Article 59 - Dissolution of Limited Liability Partnership

(1) If the CRO has reason to believe that:
(A) a Limited Liability Partnership or Branch is not carrying on Business or is not in operation;
(B) a Limited Liability Partnership or Branch is acting in contravention of these Regulations; or
(C) it is prejudicial to the interests of the QFC for a Limited Liability Partnership or Branch to remain on the register
it may give notice to the Limited Liability Partnership or Branch that at the conclusion of three months from the date of the notice, the Limited Liability Partnership or Branch shall be struck off the register unless reason is shown to the contrary.
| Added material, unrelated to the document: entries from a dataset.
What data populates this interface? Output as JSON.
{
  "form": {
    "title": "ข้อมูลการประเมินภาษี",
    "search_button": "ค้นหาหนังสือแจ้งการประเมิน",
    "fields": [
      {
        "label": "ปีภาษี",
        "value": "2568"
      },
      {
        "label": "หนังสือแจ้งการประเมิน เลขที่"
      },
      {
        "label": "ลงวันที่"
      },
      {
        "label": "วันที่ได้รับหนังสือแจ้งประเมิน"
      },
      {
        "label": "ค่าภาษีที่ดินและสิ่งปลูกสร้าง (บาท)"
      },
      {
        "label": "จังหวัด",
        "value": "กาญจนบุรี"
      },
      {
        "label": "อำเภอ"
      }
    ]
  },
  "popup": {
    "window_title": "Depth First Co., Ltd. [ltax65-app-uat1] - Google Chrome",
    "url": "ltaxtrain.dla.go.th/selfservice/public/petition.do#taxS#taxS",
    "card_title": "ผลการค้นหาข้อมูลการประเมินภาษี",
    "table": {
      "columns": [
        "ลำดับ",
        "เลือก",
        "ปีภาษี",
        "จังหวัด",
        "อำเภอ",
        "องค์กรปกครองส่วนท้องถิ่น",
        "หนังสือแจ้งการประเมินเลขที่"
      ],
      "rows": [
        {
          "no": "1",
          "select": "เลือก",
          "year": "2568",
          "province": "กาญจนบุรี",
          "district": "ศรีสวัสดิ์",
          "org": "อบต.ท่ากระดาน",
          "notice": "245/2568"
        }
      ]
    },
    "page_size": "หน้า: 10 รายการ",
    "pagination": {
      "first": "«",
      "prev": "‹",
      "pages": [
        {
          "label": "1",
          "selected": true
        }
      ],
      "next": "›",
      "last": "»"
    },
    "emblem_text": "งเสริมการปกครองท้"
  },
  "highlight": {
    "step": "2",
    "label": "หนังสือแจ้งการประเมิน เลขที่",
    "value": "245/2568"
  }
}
(2) If, by the end of the three month period, the CRO:
(A) has received confirmation that the Limited Liability Partnership or Branch is no longer carrying on Business or is not in operation; or
(B) has not received from the Limited Liability Partnership or Branch sufficient reasons as to why the Limited Liability Partnership or Branch should not be struck off the register
the CRO shall strike the name of the Limited Liability Partnership or Branch off the register and the Limited Liability Partnership or Branch shall be dissolved.
(3) Where a Limited Liability Partnership or Branch is struck off the register under this Article 59, the liability of every Member of the Limited Liability Partnership or relevant Body Corporate, and in the case of striking off of a Branch, the Body Corporate itself continues and may be enforced as if the Limited Liability Partnership or Branch had not been dissolved.